No fim da década de 1980 fui a uma exposição no Museu de História Natural em Nova York. Não a impressionante coleção permanente de dinossauros, sempre cheia de crianças boquiabertas embaixo do Tiranossauro rex, mas a uma pequena exposição sobre o que podemos aprender examinando restos mortais.
A exposição era organizada segundo a idade dos restos mortais. Começava com o que podemos descobrir estudando um cadáver ainda fresco. Explicava o trabalho dos legistas e da polícia forense. Na sala seguinte, aprendi o que é possível descobrir sobre cadáveres durante a putrefação; na outra sala, como é possível estudar corpos mumificados, mamutes congelados e cadáveres milenares preservados em pântanos. E assim prosseguia a exposição: em cada sala, os cadáveres eram mais antigos, até chegarmos aos esqueletos, e finalmente aos esqueletos fossilizados.
Quanto mais antigo o cadáver, mais difícil descobrir o que ele fazia antes de morrer. Se encontramos um bilhete de despedida no bolso de um corpo pescado de um rio, dá para imaginar o que passou pela sua mente antes da morte. Mas é praticamente impossível descobrir os pensamentos que estavam no cérebro que habitava um crânio Neandertal.
Ao longo da exposição, me convenci tristonho que os segredos de nossos ancestrais distantes estavam perdidos e teríamos de nos contentar com as poucas informações obtidas diretamente dos ossos. Um crânio rachado por uma pancada conta sobre a violência da morte, mas pouco sobre os motivos da agressão.
Na última sala, em um canto, um display contava como alguns cientistas estavam extraindo DNA de ossos pré-históricos. Eles usavam broca de dentista para furar um dente e conseguiam extrair DNA da polpa. Ou extraíam DNA de múmias. Constataram que estava suficientemente preservado para ser sequenciado.
Percebi que isso poderia mudar completamente a arqueologia e a paleontologia. Voltei para meu laboratório e fui procurar na biblioteca os trabalhos desses cientistas que extraíam DNA de ossos pré-históricos. Foi nesse dia que li o primeiro trabalho de Svante Pääbo, a tese de doutoramento, em que demonstrou que era possível extrair DNA de múmias. Essa semana Pääbo recebeu o Nobel de Medicina.
Acompanhei como os trabalhos iniciais de Pääbo foram desacreditados, pois havia a possibilidade das minúsculas quantidades de DNA que conseguia extrair serem material recente, que teria contaminado as amostras durante o procedimento. E isso de fato foi demonstrado em vários casos.

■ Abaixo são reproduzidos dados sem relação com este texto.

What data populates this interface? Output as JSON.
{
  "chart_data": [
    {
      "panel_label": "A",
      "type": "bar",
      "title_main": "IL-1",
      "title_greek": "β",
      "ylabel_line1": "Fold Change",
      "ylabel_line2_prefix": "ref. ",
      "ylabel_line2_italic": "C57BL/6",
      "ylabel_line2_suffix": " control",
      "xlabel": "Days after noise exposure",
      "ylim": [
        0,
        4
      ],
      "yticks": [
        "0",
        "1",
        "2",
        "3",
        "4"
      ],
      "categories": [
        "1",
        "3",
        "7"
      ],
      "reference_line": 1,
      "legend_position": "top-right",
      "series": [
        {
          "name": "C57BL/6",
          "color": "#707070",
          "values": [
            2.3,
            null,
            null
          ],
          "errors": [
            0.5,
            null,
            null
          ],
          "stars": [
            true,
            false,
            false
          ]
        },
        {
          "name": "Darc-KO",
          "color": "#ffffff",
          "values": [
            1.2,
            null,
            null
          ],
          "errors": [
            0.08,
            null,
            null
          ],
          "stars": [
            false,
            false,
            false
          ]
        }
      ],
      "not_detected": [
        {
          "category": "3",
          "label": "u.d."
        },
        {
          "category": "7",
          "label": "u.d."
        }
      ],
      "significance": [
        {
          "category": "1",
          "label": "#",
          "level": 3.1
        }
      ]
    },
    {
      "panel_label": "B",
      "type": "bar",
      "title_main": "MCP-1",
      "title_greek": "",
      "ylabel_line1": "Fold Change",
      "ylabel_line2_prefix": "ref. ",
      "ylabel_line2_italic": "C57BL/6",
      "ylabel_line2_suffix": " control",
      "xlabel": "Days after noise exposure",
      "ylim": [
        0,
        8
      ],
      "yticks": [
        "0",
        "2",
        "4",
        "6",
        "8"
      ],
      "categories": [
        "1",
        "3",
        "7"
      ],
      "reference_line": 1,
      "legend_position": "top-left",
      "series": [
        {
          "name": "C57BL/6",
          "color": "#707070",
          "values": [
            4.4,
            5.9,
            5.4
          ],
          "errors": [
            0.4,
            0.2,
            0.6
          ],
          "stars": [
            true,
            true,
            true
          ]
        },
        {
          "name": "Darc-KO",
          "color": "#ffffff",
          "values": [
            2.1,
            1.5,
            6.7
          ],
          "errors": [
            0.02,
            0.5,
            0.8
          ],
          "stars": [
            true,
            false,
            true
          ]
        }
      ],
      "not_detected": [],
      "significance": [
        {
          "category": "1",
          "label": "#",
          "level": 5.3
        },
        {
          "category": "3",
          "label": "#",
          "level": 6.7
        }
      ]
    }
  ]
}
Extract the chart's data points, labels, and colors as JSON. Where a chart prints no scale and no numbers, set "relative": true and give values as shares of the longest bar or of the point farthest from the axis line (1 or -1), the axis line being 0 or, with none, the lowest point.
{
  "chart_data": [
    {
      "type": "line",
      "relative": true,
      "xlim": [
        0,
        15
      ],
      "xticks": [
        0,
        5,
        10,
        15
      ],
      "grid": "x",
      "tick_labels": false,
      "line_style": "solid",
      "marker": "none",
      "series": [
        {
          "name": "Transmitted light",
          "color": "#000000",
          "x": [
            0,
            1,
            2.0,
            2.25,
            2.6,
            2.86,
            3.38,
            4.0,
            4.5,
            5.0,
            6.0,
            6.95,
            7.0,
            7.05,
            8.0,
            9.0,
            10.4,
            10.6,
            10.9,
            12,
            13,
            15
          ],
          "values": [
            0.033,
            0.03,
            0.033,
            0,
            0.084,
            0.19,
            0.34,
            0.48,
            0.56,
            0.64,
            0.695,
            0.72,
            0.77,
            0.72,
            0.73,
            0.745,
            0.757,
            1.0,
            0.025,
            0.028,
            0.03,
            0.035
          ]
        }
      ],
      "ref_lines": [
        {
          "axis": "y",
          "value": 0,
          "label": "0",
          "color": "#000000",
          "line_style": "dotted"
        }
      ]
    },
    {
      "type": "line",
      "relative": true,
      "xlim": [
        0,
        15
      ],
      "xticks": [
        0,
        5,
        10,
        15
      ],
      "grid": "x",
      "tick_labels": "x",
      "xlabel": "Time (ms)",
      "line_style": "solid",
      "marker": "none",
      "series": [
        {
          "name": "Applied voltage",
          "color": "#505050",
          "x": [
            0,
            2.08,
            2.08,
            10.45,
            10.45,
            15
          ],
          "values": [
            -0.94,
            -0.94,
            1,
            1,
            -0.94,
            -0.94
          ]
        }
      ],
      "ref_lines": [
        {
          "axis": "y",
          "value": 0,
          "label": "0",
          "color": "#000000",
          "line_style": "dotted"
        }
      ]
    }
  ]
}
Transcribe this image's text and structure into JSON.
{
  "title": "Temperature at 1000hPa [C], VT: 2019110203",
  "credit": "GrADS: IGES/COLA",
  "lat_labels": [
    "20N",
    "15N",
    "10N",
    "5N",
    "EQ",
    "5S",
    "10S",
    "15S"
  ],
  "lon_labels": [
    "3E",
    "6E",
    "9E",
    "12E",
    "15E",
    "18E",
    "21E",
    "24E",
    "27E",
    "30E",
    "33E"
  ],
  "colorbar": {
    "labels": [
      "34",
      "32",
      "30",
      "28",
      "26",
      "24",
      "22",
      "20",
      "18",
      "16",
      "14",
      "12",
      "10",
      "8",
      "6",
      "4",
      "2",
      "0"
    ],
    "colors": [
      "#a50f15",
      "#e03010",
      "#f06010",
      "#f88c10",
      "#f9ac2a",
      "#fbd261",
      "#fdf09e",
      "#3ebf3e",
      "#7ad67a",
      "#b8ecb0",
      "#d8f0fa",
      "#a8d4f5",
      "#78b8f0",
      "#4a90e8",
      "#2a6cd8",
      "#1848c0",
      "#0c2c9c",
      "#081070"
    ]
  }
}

Mas ao longo dos anos seguintes Pääbo conseguiu aperfeiçoar os métodos de extração e demonstrar que o DNA era realmente antigo. Com esse feito tecnológico, ossos deixaram de ser simples objetos macroscópicos para se tornarem caixinhas que preservam cópias do genoma daquele ser vivo. E isso revolucionou a paleontologia. Agora temos acesso ao genoma de seres vivos extintos milhões de anos atrás.
Nas últimas décadas, Pääbo utilizou essa tecnologia para estudar o genoma de centenas de seres vivos extintos, mas seu trabalho mais importante foi o sequenciamento do genoma dos Neandertais. Eles são aquela outra espécie, nossa prima próxima, com quem dividíamos o planeta até aproximadamente 30 mil anos atrás. Comparando nosso genoma com o dos Neandertais, o grupo de Pääbo descobriu que possuímos hoje genes vindos do Neandertais. Com isso ficou demonstrado que nossos ancestrais fizeram sexo com esses primos. Recentemente foi descoberta uma ossada de uma pessoa que era filha de um humano e um neandertal.
Quem diria décadas atrás que um jovem pós-graduando interessado em múmias e em furar dentes para extrair DNA conseguiria descobrir o comportamento sexual de pessoas que morreram faz dezenas de milhares anos? Pääbo poderia ter desistido de tentar extrair DNA de múmias e ossos quando foi crucificado pela comunidade científica, que não acreditava na confiabilidade de seus métodos, mas insistiu, chegou lá, e modificou completamente nosso conhecimento sobre nossos ancestrais. Sem dúvida merece o Prêmio Nobel.